Microsoft, on the other hand, based their rewards on stacked ranking. Compensation was based on individual performance and about a fifth of every team got exceptional performance appraisals. Microsoft eventually had to do away with the stacked ranking system.

Get rid of organizational drag

About 25% of the productivity of the average company is lost to organizational drag. Organizational drag is the collection of processes that stop people from getting important things done, leading to time wastage as a result. Organizational drag tends to increase as a company grows. According to the Harvard Business Review, it costs the US economy over $3 trillion every year.
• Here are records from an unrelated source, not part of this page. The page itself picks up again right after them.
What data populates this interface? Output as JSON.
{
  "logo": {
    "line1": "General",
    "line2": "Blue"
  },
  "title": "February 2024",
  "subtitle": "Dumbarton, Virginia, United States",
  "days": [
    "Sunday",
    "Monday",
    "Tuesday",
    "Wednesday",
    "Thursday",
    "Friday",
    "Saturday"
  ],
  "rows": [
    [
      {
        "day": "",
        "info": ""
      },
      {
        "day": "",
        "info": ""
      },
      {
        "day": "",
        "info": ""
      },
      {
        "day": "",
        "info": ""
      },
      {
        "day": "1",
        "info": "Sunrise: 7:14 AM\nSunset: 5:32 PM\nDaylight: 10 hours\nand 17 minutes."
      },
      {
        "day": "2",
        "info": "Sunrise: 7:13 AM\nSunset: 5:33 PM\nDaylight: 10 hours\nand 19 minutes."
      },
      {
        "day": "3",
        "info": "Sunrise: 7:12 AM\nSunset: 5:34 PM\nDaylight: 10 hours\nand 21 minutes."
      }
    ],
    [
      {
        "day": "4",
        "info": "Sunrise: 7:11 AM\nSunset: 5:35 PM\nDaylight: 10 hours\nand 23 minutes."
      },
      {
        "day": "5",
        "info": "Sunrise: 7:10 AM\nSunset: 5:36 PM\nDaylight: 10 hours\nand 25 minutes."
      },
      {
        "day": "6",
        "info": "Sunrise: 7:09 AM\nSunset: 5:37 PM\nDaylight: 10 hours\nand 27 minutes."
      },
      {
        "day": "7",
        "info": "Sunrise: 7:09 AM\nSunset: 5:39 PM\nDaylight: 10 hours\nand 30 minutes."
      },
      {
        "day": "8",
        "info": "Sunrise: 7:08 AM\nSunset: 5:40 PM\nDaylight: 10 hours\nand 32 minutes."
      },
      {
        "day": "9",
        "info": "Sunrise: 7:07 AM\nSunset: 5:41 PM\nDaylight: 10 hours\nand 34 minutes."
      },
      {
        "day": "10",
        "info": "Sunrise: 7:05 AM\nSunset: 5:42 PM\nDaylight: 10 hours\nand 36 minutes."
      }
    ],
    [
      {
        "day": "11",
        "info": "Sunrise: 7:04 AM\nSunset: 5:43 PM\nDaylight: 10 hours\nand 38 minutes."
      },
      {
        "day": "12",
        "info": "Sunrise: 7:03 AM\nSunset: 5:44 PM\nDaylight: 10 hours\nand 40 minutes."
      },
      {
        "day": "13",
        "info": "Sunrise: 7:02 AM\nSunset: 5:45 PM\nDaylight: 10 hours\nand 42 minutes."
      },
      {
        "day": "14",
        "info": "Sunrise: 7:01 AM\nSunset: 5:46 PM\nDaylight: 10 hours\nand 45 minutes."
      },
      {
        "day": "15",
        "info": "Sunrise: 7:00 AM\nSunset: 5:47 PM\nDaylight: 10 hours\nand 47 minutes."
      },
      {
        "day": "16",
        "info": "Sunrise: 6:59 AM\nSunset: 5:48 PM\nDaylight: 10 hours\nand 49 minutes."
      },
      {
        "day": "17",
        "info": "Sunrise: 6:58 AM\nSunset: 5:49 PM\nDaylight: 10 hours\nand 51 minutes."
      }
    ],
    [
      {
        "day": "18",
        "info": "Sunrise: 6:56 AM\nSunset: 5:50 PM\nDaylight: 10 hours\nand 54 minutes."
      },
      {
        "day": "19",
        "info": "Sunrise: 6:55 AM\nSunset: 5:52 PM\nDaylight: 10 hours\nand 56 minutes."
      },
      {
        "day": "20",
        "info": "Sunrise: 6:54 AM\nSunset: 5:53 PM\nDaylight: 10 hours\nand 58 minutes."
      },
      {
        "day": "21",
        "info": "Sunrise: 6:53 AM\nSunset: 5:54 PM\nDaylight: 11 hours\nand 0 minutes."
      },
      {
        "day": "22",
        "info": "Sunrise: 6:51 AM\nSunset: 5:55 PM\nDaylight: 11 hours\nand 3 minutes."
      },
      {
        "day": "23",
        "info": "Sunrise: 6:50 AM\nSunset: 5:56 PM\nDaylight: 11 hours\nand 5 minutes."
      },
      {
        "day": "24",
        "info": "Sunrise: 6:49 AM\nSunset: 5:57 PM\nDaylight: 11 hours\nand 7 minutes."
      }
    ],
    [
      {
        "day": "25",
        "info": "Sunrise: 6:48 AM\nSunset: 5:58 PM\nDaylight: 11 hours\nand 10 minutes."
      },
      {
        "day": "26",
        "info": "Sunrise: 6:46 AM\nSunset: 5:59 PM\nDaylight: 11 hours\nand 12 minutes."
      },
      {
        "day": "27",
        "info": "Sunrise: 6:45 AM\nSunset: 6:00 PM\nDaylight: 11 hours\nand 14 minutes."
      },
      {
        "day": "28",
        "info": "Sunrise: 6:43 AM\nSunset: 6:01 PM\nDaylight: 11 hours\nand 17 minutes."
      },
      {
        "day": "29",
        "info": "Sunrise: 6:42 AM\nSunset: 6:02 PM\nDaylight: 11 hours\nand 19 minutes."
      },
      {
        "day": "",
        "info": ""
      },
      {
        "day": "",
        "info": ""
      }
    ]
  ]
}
The most common sources of organizational drag mostly have to do with the management of expenses. Audits and spending limits lead to this. “You won’t find that at Netflix, though,” says Mankins, “The policy at Netflix is simply that  everyone act in Netflix’s best interest. The company is showing employees that it trusts them and isn’t going to police them.” Employees are more productive as a result, since they feel they have more of a stake in the wellbeing of the company.

Inspire the leaders

An engaged employee is bound to be far more productive than an unengaged one. In fact, Mankins asserts that inspiration gives even better results. He says that, while an engaged employee will be 44% more productive, an inspired one  can be up to 125% more productive. Inevitably, companies that seek to inspire their employs just do better.

In fact, inspirational leadership isn’t something that you just have; it can be taught. Dell Technologies, for example, recognized this in its sales teams. The ones that were led by an inspired leader were about 6% more productive than those that weren’t. Dell therefore sought to inspire its leaders so that they could in turn inspire their teams.

For Elizabeth Dalberg’s service, getting to be the dissertation writing service  boils down to inspiring their teams by hiring the best leaders. She says every since the service adopted this strategy, the results have been stellar.

Conclusion

Ultimately, the lesson to be learned here is that, while having great individual talent is a good thing, it’s not enough to turn your company into a top 1% company. It boils down to how the organization is run, and it has more to do with focusing on the collective than on the individual.